Wednesday, December 15, 2010

Computers

My computer failed on me last week. It was at least 6 years old and finally decided that it was time to quit. Because of this, I am a bit later than planned publishing this post. I have a new machine now and am doing battle with it trying to get everything running the way I want it to. This has been a long and tedious struggle but I think I am winning.

This has made me think about our dependence on computers these days. Think of it for a minute. A typical working day, a computer chip in my alarm clock tells me when to get up, the computer chip in the microwave cooks my breakfast, the computer in my car tells it to start, when I get to work, I log in on the computer to check to see what the computer has for me to do that day, I head out to the production line to find the operators sitting in chairs in the control room. I ask them why the line isn’t running and they tell me it is because the computer is down. At the end of the day, I check the computer to set up for my next day’s work… Then we all go around the circle again.
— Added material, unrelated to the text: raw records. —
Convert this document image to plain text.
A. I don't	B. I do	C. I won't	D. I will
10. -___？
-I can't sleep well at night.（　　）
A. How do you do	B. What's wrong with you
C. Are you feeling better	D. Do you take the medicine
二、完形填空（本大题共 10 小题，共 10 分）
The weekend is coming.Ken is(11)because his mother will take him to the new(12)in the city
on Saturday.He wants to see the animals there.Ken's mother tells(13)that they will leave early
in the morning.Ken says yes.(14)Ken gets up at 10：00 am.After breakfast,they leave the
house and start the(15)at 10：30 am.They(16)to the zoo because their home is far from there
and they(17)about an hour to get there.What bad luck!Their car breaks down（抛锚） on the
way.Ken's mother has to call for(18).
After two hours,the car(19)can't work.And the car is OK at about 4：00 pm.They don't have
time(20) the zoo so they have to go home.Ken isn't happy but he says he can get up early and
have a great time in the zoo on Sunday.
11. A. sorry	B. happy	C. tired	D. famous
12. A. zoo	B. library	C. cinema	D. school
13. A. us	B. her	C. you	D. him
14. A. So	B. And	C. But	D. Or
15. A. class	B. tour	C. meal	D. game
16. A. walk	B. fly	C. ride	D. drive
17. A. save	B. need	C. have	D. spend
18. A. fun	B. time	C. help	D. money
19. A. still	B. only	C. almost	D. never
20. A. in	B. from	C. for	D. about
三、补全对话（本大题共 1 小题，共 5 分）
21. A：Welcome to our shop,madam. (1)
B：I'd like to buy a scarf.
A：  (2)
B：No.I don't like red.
Last week, when I found myself sitting in front of my home computer staring at a frozen screen, I was lost. My hard drive was shot. I was desperate to get it running again. My wife walked into the room to find me leaning back in my desk chair, holding my computer (notebook) over my head, shaking it and tapping on the bottom. It was returning my treatment of it by making some wild vibrating noise every once in a while, as if to tease me. Here I am, but you can’t have me and I am not going to work for you. As it turns out, I was fairly well prepared for this and had most of my stuff backed up on an external hard drive. After leaving the notebook to sit for a few days, it did start up and I managed to get the rest of my files off of it before it made one last rasping noise of distress and gave up.

At work, I am often the go-to guy in our department when someone has computer issues. I am fairly familiar with computers. Totally self-taught. I have this need to figure out how things work. Along with this, I have a real problem with things I can’t get to work. More than once I have found myself looking into the blank screen of a computer, holding a long flat-head screwdriver in my hand and threatening it (in my own mind) with inserting that screwdriver into its SD slot as far as I can and twisting it!

We have come to depend so much on computers. We sometimes come close to giving them a human persona. We talk to them, we threaten them, we talk about them like they are another person. We even depend on them. This reminds me of a set of books called Dune. In this story, there is an ultimate struggle of man against computer. The computers become so powerful that they take over from humankind and eventually treat them (us) as little more than pets. I don’t think we are anywhere near this dilemma, at least I hope not.

I have to admit that I don’t know what I would do without the computer. It has allowed me time to be able to do things like write this blog and to work with the photos I have taken on my digital camera. The list goes on and on. But there is a trap here that I have seen people (including myself) fall into.

I need to be able to push away from the machine and exert my own muscles, get up and walk around. Spend time with my wife (if she remembers who I am when I  come crawling out of my office with blood shot eyes and that big screwdriver).

Don’t get lost in the machine. It will take hold of you hang on as hard as it can, if you let it.